Tag Archives: feminineflu

Dolly’s Dresses

I hope the girls like my dress. I can’t believe that I didn’t want to wear these a year ago. There were so many things I thought that I’d never get used to, but it all seems pretty normal now. I can still clearly remember being a guy, but I just don’t connect with that identity anymore. I remember the first time that mommy tried to get me to wear a dress, I was so angry I almost started crying.
“I’m your son! You can’t make me wear a dress!” I screamed
That seems so silly now. I really did resist for a long time after I caught the feminine flu, almost a full six months. I wore boxers, refused makeup or to do my hair. I event tried to lower my voice even though it sounded ridiculous. Now that I’ve met more women in my positions I’ve learned that for most of us the breaking point came when the first boy started to pay them some attention. However, boys being boys most people gave into their female identities within a month of their physical transformation.
I was determined though. Boys would talk to me, place their hands on my knee and I slapped them. This didn’t happen to often though, I hardly went out and when I did my clothes were so baggy that my gender was hard to determine. It was a serious case of denial, I was becoming more and more attracted to boys but I could not stand the thought of giving in that way, so cliché.

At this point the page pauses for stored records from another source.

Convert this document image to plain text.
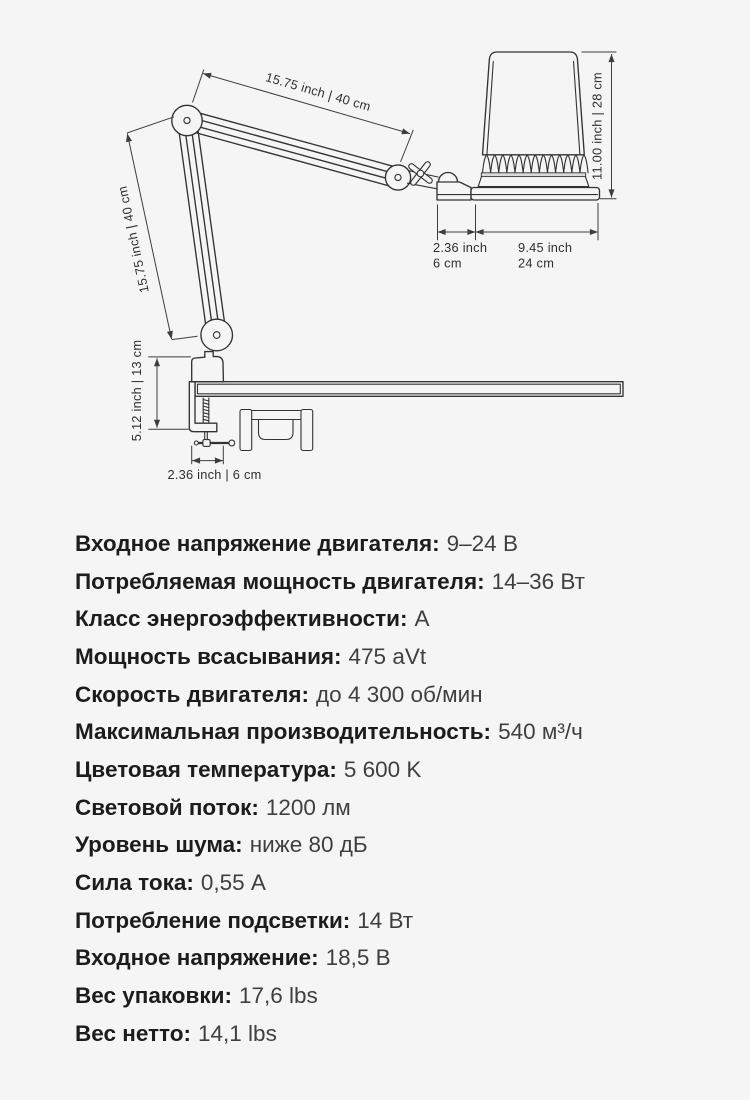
15.75 inch | 40 cm
15.75 inch | 40 cm
11.00 inch | 28 cm
2.36 inch
6 cm
9.45 inch
24 cm
5.12 inch | 13 cm
2.36 inch | 6 cm
Входное напряжение двигателя: 9–24 В
Потребляемая мощность двигателя: 14–36 Вт
Класс энергоэффективности: А
Мощность всасывания: 475 aVt
Скорость двигателя: до 4 300 об/мин
Максимальная производительность: 540 м³/ч
Цветовая температура: 5 600 K
Световой поток: 1200 лм
Уровень шума: ниже 80 дБ
Сила тока: 0,55 А
Потребление подсветки: 14 Вт
Входное напряжение: 18,5 В
Вес упаковки: 17,6 lbs
Вес нетто: 14,1 lbs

“Oh Randy! Of course I’ll be a girl for you!” –gross-
No, for me it was something different.
I was with my mom and little sister at the mall. My mother was determined to get a nice Christmas card.
“I just want to show off my two gorgeous daughters and show everyone that we don’t need no man!” she laughed, we’d caught my father in an affair six months ago and had hardly seen him since.
Because my mother was so determined she had managed to get me into a dress with minimal makeup. I could not stop blushing or swearing under my breath. The very worst part was that I did look pretty good. I walked over to the raised platform where women try on dresses and observed myself in the mirrors. There was no man there, only infinite women staring back at me. I moved my lips and she moved her lips, I moved the edge of my dress and the infinite shes did the same. That was the first time that I had really looked at myself for any extended period. I was shorter than I used to be, I slipped out of my high heels and stood no taller than 5’ 3”. I stood maybe 5 inches from the mirror, observing every change in my face, my newly plump lips (with light red lipstick), my eyelashes (with light mascara), my soften jawline that lead down to my cleavage, my cleavage. It was at that moment, lost in a trance that one of the women in the store stepped next to the platform.